“A Deceitful Brook”

Job 6:1

The burden of Job's complaint is the ill-treatment meted out by his friends. They had accused him of speaking rashly, but they had not measured the greatness of his pain, Job 6:4, or they would have seen it to be as natural as the braying and lowing of hungry and suffering beasts, Job 6:5. A man would not take insipid food without complaint; how much more reason had he to complain whose tears were his meat day and night, Job 6:6! So bitter were his pains that he would welcome death, and exult in the throes of dissolution, Job 6:8. It could hardly be otherwise than that he should succumb, since he had only the ordinary strength of mortals, and both strength and wisdom were exhausted, Job 6:11.

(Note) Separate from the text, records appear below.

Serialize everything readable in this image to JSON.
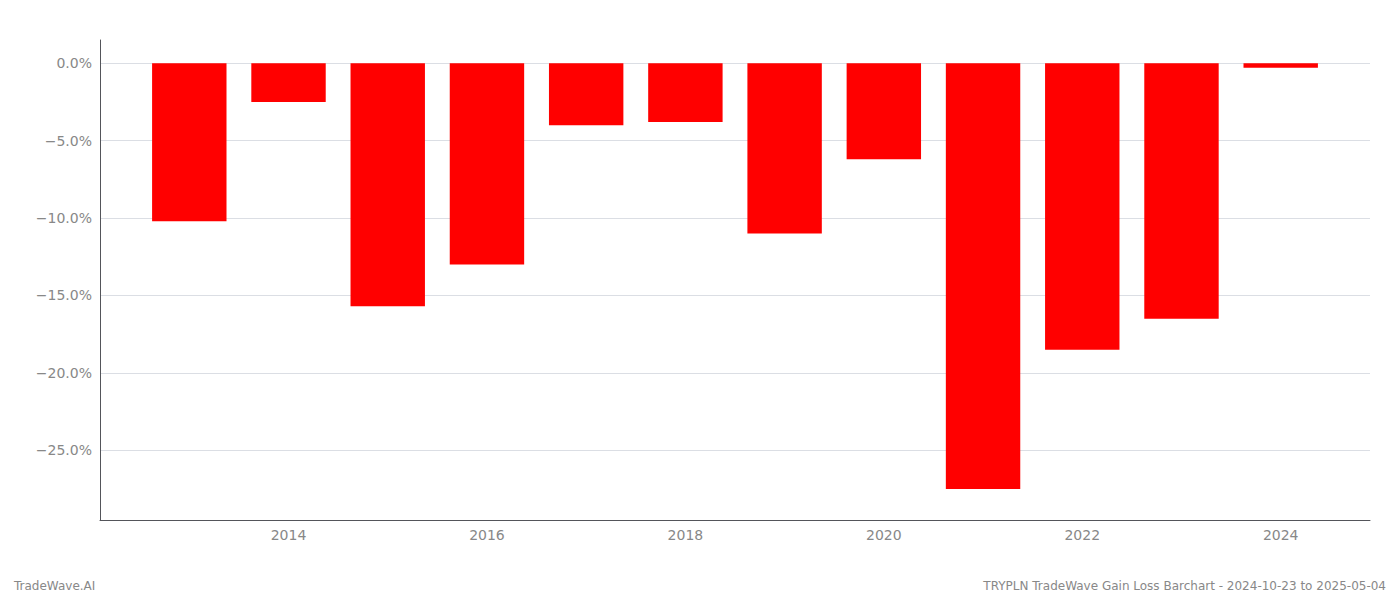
{
  "chart_data": {
    "type": "bar",
    "x": [
      2013,
      2014,
      2015,
      2016,
      2017,
      2018,
      2019,
      2020,
      2021,
      2022,
      2023,
      2024
    ],
    "values": [
      -10.2,
      -2.5,
      -15.7,
      -13.0,
      -4.0,
      -3.8,
      -11.0,
      -6.2,
      -27.5,
      -18.5,
      -16.5,
      -0.3
    ],
    "color": "#ff0000",
    "xlim": [
      2012.1,
      2024.9
    ],
    "xticks": [
      2014,
      2016,
      2018,
      2020,
      2022,
      2024
    ],
    "ylim": [
      -29.5,
      1.5
    ],
    "yticks": [
      {
        "value": 0.0,
        "label": "0.0%"
      },
      {
        "value": -5.0,
        "label": "−5.0%"
      },
      {
        "value": -10.0,
        "label": "−10.0%"
      },
      {
        "value": -15.0,
        "label": "−15.0%"
      },
      {
        "value": -20.0,
        "label": "−20.0%"
      },
      {
        "value": -25.0,
        "label": "−25.0%"
      }
    ],
    "grid": true,
    "annotations": [
      "TradeWave.AI",
      "TRYPLN TradeWave Gain Loss Barchart - 2024-10-23 to 2025-05-04"
    ]
  }
}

Job next characterizes the assistance of his friends as winter brooks, turbid with melted ice and snow, which bitterly disappoint the travelers who had hoped to find water, and perish beside the dry heaps of stones, Job 6:17. They had found fault with his words, which, in the circumstances, were not a true index to his heart, Job 6:26; but a look into his face would have sufficed to attest his innocence of the sin of which they accused him, Job 6:28.

From these complaints of faithlessness and disappointment we turn to Him who, having been made perfect through suffering, has become “the author of eternal salvation unto all them that obey Him,” Hebrews 5:9.